In practice though, it’s clear that Microsoft still has a lot of work to do before Seeing AI will actually be a useful tool for the visually impaired. (The company is well aware of this, too: the first thing that appears when you launch the app is a warning that "Seeing AI is not always accurate.") Here’s how it fared in our testing.
Text and barcodes
There are already plenty of apps out there that can competently analyze text and barcodes so it’s not surprising that’s what the app did best. It was able to read just about every snippet of text we threw at it and identified most barcodes easily.
While these capabilities are fairly common in other apps, Seeing AI’s implementation is notable in that it assists you in lining up the in-app camera with whatever it is you’re trying to scan. In the case of barcodes, it will beep as you get closer to the barcode and guide you with text to line up the camera with the edges of the document.
It’s readouts of printed text were a bit awkward — but accurate — but it scanned nearly every barcode with ease (a jar of powdered peanut butter tripped it up for some reason).
People and "scenes"
This is where things get more interesting. Text and barcodes aside, Seeing AI uses a ton of Microsoft’s AI algorithms to identify objects and people in your surroundings. These were the most impressive parts of Microsoft’s early demos of the app, but things didn’t go as smoothly in my testing.
I started off easy: my desk and a couch. The app easily recognized both, which maybe set my expectations too high because it only got worse from there.
Image: seeinG Ai
Image: Seeing AI
Next, I tried a stack of books, which the app misidentified as "a stack of flyers [sic]," and a mini fridge with some games on top. Seeing AI came back with "it seems to be floor, indoor, desk," which, though not technically wrong since all those items were technically present, didn’t seem helpful had I actually been trying to figure out what was in front of me.
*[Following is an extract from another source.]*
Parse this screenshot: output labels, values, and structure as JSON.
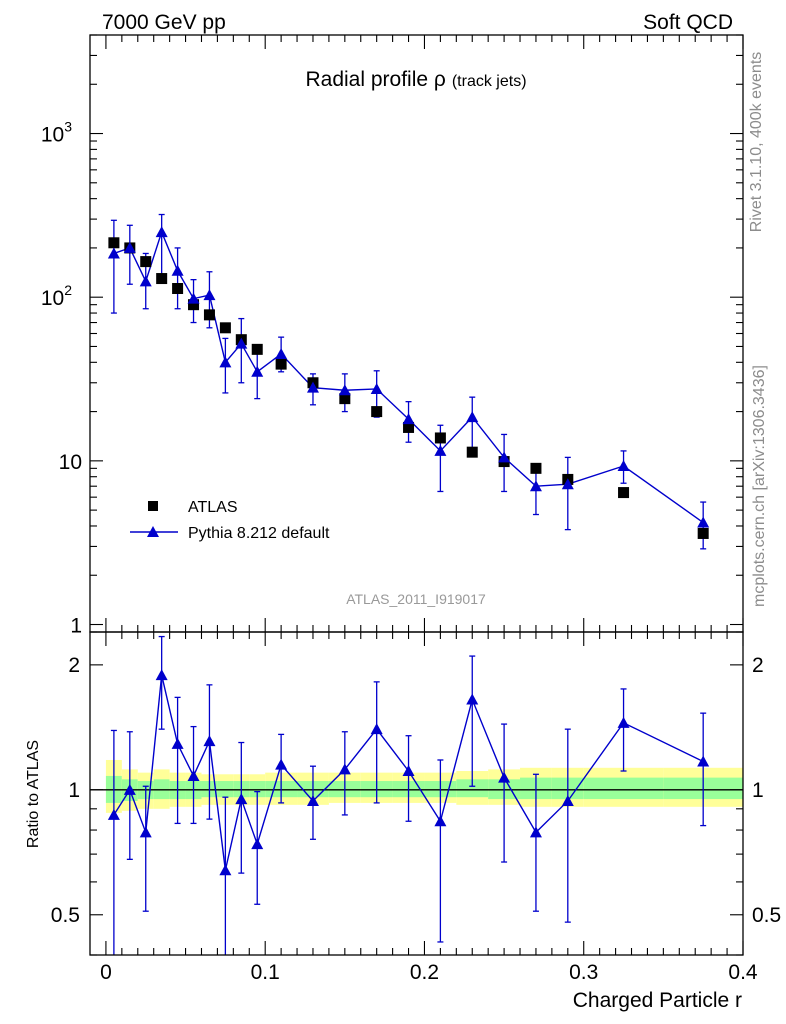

Next up, I tried the "people" feature. It purports to tell you not only how many people are around you but also estimate their age and emotional state (based on their facial expression).
It seems Microsoft has improved its age-guessing tech quite a bit since it first came out, but it still has some work to do. While the ages came up reasonably close (my colleague whose age was overestimated by five years may disagree), the expression detection seemed less reliable.
The feature is also unable to detect people who are not looking straight into the camera, which seems like a pretty serious limitation.
There were other fails as well: a cardboard cutout of Chewbacca was identified as "person standing in front of a mirror posing for the camera," which is both hilariously wrong and weirdly specific, while one of Kylo Ren came back as "it seems to be wall, indoor [sic]."
Of course, none of this is entirely unexpected. Apps like this require a huge amount of training data and algorithm tweaking before they can be anything close to reliable.
And while it’s easy to laugh at more #AIfails, the reality is this type of technology really could be life changing for someone who’s visually impaired if it indeed gives them the ability to navigate their surroundings more confidently.
But after spending some time trying out Seeing AI, it’s clear Microsoft still has some work to do.